大船渡市三陸町吉浜の小正月行事「吉浜のスネカ」の国連教育科学文化機関(ユネスコ)無形文化遺産登録が決定した29日、約200年間、伝承に取り組んできた集落は喜びをかみしめた。人口減や高齢化が進む中、近年は地区外の男性が装束を調える作業に協力。地元吉浜中の生徒も活動に参加する。多くの力と思いに支えられ「世界の宝」になった吉浜の文化。「年に1回の風習で見せ物ではない」と、従来と変わらぬ形で継承していく。
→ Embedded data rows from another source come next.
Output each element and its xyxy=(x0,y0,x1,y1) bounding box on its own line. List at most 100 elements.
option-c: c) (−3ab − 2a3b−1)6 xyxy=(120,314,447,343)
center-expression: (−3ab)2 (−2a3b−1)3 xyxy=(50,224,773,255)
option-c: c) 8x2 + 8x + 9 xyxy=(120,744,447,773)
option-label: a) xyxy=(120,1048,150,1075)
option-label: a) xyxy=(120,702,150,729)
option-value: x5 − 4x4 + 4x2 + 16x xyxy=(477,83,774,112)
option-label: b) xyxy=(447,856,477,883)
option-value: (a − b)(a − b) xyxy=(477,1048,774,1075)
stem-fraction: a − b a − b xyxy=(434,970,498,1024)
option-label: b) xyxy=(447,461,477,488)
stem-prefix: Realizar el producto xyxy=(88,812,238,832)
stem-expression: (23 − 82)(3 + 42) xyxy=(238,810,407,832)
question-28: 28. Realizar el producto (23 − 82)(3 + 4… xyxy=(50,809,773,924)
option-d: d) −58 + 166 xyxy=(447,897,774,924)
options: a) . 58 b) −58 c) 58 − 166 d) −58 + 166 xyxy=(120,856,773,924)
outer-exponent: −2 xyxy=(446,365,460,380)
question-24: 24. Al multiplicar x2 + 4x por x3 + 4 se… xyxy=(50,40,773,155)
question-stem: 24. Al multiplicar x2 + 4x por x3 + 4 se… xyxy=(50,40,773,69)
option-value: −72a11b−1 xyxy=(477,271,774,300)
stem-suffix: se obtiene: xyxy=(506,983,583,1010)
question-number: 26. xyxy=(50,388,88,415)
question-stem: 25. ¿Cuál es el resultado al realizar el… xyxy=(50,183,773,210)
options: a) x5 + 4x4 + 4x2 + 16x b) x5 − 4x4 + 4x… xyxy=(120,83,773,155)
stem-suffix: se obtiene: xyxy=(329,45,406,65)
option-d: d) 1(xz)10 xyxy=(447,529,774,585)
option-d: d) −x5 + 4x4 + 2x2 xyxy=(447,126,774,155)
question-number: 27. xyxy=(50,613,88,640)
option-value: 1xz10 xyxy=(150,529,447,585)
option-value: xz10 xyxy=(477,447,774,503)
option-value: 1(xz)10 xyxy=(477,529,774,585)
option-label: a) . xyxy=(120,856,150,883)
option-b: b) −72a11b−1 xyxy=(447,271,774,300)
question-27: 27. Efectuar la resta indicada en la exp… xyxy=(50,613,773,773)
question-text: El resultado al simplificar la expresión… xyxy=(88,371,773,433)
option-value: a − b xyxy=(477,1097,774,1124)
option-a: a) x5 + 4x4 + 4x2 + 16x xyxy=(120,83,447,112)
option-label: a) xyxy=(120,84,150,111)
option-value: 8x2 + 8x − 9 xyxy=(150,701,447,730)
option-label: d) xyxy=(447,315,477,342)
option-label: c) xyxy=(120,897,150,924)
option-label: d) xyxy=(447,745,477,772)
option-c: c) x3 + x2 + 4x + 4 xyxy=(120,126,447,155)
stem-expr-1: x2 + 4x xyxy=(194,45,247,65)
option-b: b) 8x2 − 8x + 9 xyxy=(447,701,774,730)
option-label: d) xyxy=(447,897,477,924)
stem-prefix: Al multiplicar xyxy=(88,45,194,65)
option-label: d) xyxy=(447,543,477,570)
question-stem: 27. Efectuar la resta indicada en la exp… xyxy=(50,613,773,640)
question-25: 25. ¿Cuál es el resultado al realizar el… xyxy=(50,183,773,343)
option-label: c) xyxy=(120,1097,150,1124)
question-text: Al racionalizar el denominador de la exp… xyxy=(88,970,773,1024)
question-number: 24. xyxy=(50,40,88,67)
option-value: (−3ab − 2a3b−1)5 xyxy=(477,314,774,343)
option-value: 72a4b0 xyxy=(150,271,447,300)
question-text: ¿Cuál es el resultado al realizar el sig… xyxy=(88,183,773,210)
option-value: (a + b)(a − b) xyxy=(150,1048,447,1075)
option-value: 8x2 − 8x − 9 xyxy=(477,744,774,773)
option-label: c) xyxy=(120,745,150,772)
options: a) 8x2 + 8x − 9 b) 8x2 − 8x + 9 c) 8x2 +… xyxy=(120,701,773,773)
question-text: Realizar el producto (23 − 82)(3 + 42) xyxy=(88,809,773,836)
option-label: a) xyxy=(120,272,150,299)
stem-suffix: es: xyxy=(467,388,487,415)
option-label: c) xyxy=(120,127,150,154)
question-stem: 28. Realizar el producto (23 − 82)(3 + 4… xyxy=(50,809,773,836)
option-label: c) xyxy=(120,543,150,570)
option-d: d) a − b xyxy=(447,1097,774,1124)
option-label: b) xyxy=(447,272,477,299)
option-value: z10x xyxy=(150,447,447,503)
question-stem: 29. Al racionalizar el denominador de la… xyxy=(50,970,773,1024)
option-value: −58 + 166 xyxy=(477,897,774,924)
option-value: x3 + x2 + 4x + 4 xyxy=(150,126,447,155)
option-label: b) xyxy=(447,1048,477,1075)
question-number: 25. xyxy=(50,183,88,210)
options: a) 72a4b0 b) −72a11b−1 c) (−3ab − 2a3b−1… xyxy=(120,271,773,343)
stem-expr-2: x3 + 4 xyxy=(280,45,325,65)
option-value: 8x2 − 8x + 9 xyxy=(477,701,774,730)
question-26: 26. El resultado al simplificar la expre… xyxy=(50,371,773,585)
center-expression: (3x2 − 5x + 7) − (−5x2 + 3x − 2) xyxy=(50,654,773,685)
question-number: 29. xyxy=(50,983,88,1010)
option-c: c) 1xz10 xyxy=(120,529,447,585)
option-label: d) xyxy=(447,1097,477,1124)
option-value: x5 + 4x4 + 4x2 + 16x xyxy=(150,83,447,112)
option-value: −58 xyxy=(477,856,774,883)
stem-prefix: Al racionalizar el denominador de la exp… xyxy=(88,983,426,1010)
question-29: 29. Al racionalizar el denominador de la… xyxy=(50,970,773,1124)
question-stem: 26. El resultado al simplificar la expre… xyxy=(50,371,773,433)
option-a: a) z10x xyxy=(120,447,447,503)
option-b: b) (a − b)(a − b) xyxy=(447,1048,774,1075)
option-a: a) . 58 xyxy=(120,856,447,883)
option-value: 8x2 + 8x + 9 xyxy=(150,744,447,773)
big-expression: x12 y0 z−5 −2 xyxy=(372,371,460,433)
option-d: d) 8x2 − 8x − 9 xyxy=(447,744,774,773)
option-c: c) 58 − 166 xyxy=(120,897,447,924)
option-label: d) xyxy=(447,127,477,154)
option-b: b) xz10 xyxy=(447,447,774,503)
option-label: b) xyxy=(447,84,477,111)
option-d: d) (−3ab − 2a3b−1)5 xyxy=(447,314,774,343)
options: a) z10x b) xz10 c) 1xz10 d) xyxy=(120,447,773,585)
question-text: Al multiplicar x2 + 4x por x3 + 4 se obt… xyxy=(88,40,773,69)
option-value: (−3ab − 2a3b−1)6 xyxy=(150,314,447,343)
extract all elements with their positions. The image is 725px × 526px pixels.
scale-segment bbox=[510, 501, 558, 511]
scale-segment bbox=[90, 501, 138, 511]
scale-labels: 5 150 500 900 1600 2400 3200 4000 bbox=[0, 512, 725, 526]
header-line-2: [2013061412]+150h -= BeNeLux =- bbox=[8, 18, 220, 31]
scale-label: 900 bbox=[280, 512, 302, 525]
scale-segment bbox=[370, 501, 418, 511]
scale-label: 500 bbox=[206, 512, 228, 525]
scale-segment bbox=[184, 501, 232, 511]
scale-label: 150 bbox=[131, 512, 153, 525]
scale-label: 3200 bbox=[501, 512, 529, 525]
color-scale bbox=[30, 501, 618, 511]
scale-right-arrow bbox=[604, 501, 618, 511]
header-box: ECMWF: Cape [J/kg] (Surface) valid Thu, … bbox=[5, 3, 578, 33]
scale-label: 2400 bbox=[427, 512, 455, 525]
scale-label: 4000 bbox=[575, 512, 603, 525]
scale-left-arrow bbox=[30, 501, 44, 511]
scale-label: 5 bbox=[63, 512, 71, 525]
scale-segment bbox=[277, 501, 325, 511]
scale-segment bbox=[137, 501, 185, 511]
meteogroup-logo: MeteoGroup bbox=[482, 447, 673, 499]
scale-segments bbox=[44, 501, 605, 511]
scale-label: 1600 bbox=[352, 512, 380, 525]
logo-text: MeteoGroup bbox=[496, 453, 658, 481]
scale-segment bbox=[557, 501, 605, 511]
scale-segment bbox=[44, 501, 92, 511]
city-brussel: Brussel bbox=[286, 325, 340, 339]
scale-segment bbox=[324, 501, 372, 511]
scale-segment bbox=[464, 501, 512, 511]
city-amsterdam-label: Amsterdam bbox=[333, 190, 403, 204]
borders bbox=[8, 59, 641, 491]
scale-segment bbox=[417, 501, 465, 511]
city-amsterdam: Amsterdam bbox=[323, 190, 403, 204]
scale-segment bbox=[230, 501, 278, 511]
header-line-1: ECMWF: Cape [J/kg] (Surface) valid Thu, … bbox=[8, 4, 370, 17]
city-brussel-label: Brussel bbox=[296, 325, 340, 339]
 登録が決定した29日夕。知らせを受けた大船渡市は、三陸鉄道吉浜駅に決定を祝う看板とのぼり旗を設置した。横6・5メートルの看板を見た駅利用者は「決まったんだ」「すごい」などとうれしそう。同市三陸町吉浜の三笠恵子さん(80)は「毎年楽しみにしている行事の魅力が伝わり、うれしい」とほほ笑んだ。

スネカの無形文化遺産登録を心待ちにしてきた吉浜中の生徒ら。継承の大きな力となっている=大船渡市三陸町吉浜

 吉浜の人が支えてきたスネカ。装束はかつて地元住民が手掛けていたが、人手不足で困難になってきた。そこで山を隔てた地区のわら細工の名人、同市三陸町越喜来(おきらい)の片山喜吉(ききち)さん(85)が助っ人となった。

 高齢化が進む約470世帯の吉浜地区で、人的に継承を支えるのが吉浜中生。後継者不足などを背景に2002年ごろから吉浜スネカ保存会(柏崎久喜会長)の活動に参加する。千葉大夢(ひろむ)さん(3年)は「スネカは自分たちの地域にしかない誇り」と目を輝かせる。